SoCo Presidential Debate
We are about to begin the South Commons Presidential Debate here soon. We will be liveblogging on here and livetweeting online as well. The debate will be moderated by Editor in Chief of The Miscellany News, Marie Solis.
The candidates are George Beyer and Ann Nguyen.
Nguyen: I have a lot of energy to put into it. My basic motto is friendliness and transperency.
Beyer: My goals as SoCo president would be to expand the accessibility with the VSA. I’m running because I was a member at large at a VSA standing committee and I feel like it could be beneficial for the people.
Solis: A number of your peers, George, were unhappy with the board of elections decision. Why do you think
Beyer: I can understand a lot of the animosity with the position. Some of it stems from the closed doors. It can disenfranchise voters. I have to say that there is not that much I can do about who I am, but I would like to show people who I think I am. I want to interact with the residents of the South Commons.
Solis: Ann, why do you think you are well suited for this position?
Nguyen: I think the most important thing is to have a conversation with the constituents. Being a senior, I think that since I am not devoting myself to a thesis I have the time to interact with the constituents.
Solis: How do will you consider your identity in relation to the representation of your constituents?
Beyer: Any resident has responsibility to be a conduit to other identities, you want to represent the identities of others, the goal shouldn’t be to relay your stance but rather the stance of others
Nguyen: My identity is as a Vassar student. I agree with George that sometimes you identity can pose issues.
Solis: How would you make sure that people of different identities will have their voices be heard?
Nguyen: I’d ask that person what their concerns are and what needs to be represented.
Beyer: you can’t relay someone’s perspective, if you’re unable to make those objectiosn heard then you should prepare the person to make a statement or bring that person to council if they’re willing to have them appreciate their perspective
Solis: Over the year, there will arise concerns and controversies of various natures. What kind of sensitivity would you bring to those issues and how would you address them?
Nguyen: Each issue needs to be dealt with individually. I like to go to those who are more knowledgeable in those areas. I would like to go to persons of authority, my constituents and other Vassar students.
Beyer: The entire campus will have different awarenesses of the issue. As far as being sensitive to the issue, you have to respect that the issue has occurred without upsetting people and you have to be clear with what you are responding to.

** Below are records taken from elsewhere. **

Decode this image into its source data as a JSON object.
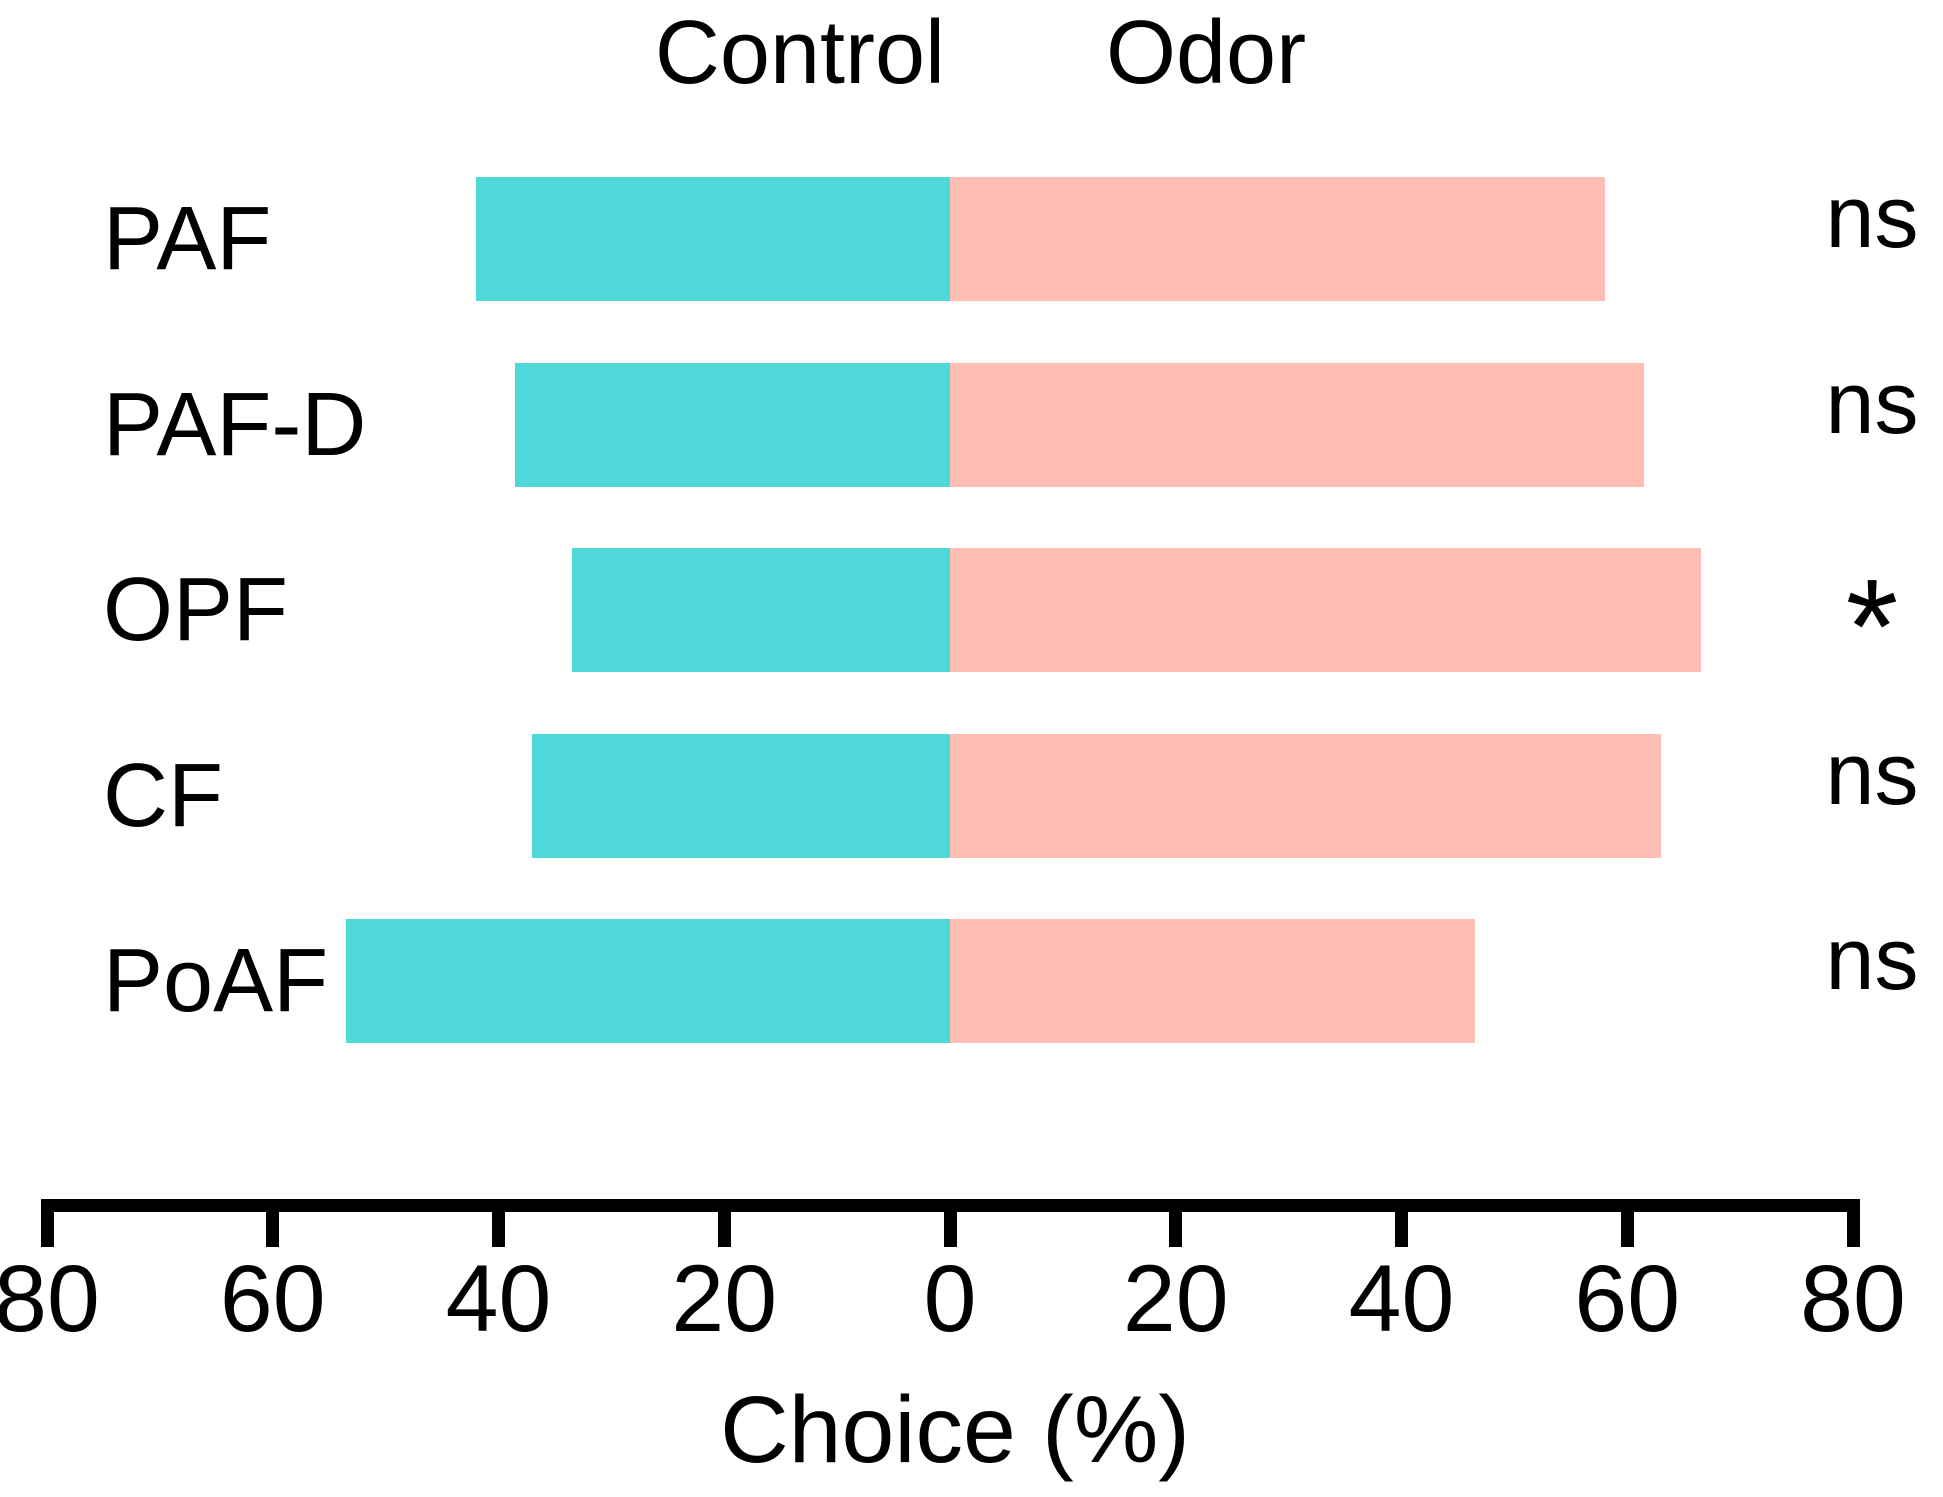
{
  "chart_data": {
    "type": "bar",
    "subtype": "diverging-horizontal-stacked",
    "title": "Choice (%)",
    "categories": [
      "PAF",
      "PAF-D",
      "OPF",
      "CF",
      "PoAF"
    ],
    "series": [
      {
        "name": "Control",
        "direction": "left",
        "color": "#4FD8D8",
        "values": [
          42,
          38.5,
          33.5,
          37,
          53.5
        ]
      },
      {
        "name": "Odor",
        "direction": "right",
        "color": "#FFBDB3",
        "values": [
          58,
          61.5,
          66.5,
          63,
          46.5
        ]
      }
    ],
    "significance": [
      "ns",
      "ns",
      "*",
      "ns",
      "ns"
    ],
    "legend": {
      "control": "Control",
      "odor": "Odor"
    },
    "xlabel": "Choice (%)",
    "axis": {
      "min": -80,
      "max": 80,
      "ticks": [
        -80,
        -60,
        -40,
        -20,
        0,
        20,
        40,
        60,
        80
      ],
      "tick_labels": [
        "80",
        "60",
        "40",
        "20",
        "0",
        "20",
        "40",
        "60",
        "80"
      ],
      "grid": false,
      "legend_position": "top"
    }
  },
  "colors": {
    "control_bar": "#4FD8D8",
    "odor_bar": "#FFBDB3",
    "axis": "#000000",
    "background": "#FFFFFF",
    "text": "#000000"
  }
}
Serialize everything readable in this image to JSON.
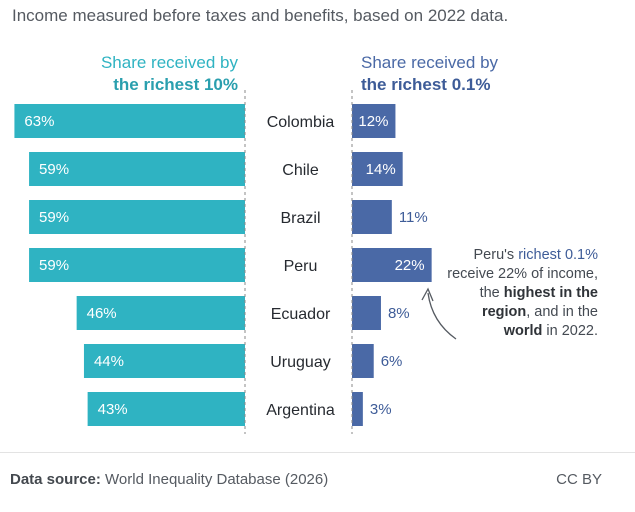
{
  "subtitle": "Income measured before taxes and benefits, based on 2022 data.",
  "headers": {
    "left_line1": "Share received by",
    "left_line2": "the richest 10%",
    "right_line1": "Share received by",
    "right_line2": "the richest 0.1%"
  },
  "annotation": {
    "part1": "Peru's ",
    "part2": "richest 0.1%",
    "part3": " receive 22% of income, the ",
    "part4": "highest in the region",
    "part5": ", and in the ",
    "part6": "world",
    "part7": " in 2022."
  },
  "footer": {
    "source_label": "Data source:",
    "source_text": " World Inequality Database (2026)",
    "license": "CC BY"
  },
  "colors": {
    "top10": "#2fb3c2",
    "top01": "#4a69a6",
    "axis": "#888888"
  },
  "chart_data": {
    "type": "bar",
    "categories": [
      "Colombia",
      "Chile",
      "Brazil",
      "Peru",
      "Ecuador",
      "Uruguay",
      "Argentina"
    ],
    "series": [
      {
        "name": "Share received by the richest 10%",
        "values": [
          63,
          59,
          59,
          59,
          46,
          44,
          43
        ],
        "unit": "%"
      },
      {
        "name": "Share received by the richest 0.1%",
        "values": [
          12,
          14,
          11,
          22,
          8,
          6,
          3
        ],
        "unit": "%"
      }
    ],
    "value_labels_left": [
      "63%",
      "59%",
      "59%",
      "59%",
      "46%",
      "44%",
      "43%"
    ],
    "value_labels_right": [
      "12%",
      "14%",
      "11%",
      "22%",
      "8%",
      "6%",
      "3%"
    ],
    "layout": "butterfly"
  }
}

Nguyen: You have to respond consciously and coherently.
Beyer: You have to relay that something of a serious nature has happened.
Solis: or some things we don’t get campus wide emails, there are gaps in the admin and they way they are conveying it, how would you respond to that?
Nguyen: If there’s an issue that I feel students should know unless there’s a gag order i feel like students should know, you need to have conversations.
Beyer: You need to meet with admin to convey the importance to them. When you address events on VSA council, it is important. You have to interact with the administration as well.
Nguyen: I believe it is important to go to the administration.
Solis: What are some concerns that might be specific to the SoCos?
Nguyen: I heard that there weren’t many events last year. Something I liked at Joss was study break events. I would just open up my house and bake brownies and have people come over.
Beyer: There are limitations to programming. Our budget is so low. I think it is best that since we can’t hold structured events, it is best to plan mini events through discrestionary and other funds.
Solis: The VSA works with administration to make decisions. While you won’t meet with them daily, how will you interact with that structure that includes you on the VSA?
Beyer: I think the biggest thing with administration is that they consider themselves a larger decision making entity. They come as individuals often so you have to accept that in your job the meetings will not be made for you. You have to reach out to them.
Nguyen: I agree that individual meetings are good. They might care more if you came as an individual.
Solis: Now we have questions from the audience. First, what VSA committees will you be on and why?
Nguyen: Finance and Student Activities. I like all things monetary and I think I have a lot tto contribute when it comes to making sure certain programs get the funding they need.
Beyer: Finance, Academics and Student Life. I’d like to restructure how these meetings take place. I’m passionate about academics because I think we can all benefit from each other.
Solis: What events would you like to plan?
Nguyen: I believe in providing support throughout the year. I’d like to work with the TA’s and TH’s to coordinate those events.
Beyer: This year I’d like to have collaboration with all senior housing areas. There was a panel for life after Vassar that I think should continue. I’d like to see speakers brought in to talk about social issues.
Solis: What issues do you feel passionate about?
Beyer: I’m passionate about majors committees. I think they can be revamped. The students need to be more involved in the VSA and its decisions, continuing programming that benefits everyone.
Nguyen: I’m passionate about science which translates to majors committees and their activities. I’d like to have students be more involved with the school and its evolving policies.
Solis: Those are all of the questions. Now for closing statements.
Nyugen: My motto will always be transparency. My door will always be open.
Beyer: Thank you all for coming. I look forward to this coming year and I think we can plan great events for everyone. Students should be aware of how much power and authority they can have in these decisions made on campus.
VOTING OPENS FRIDAY SEPTEMBER 5 AT NOON.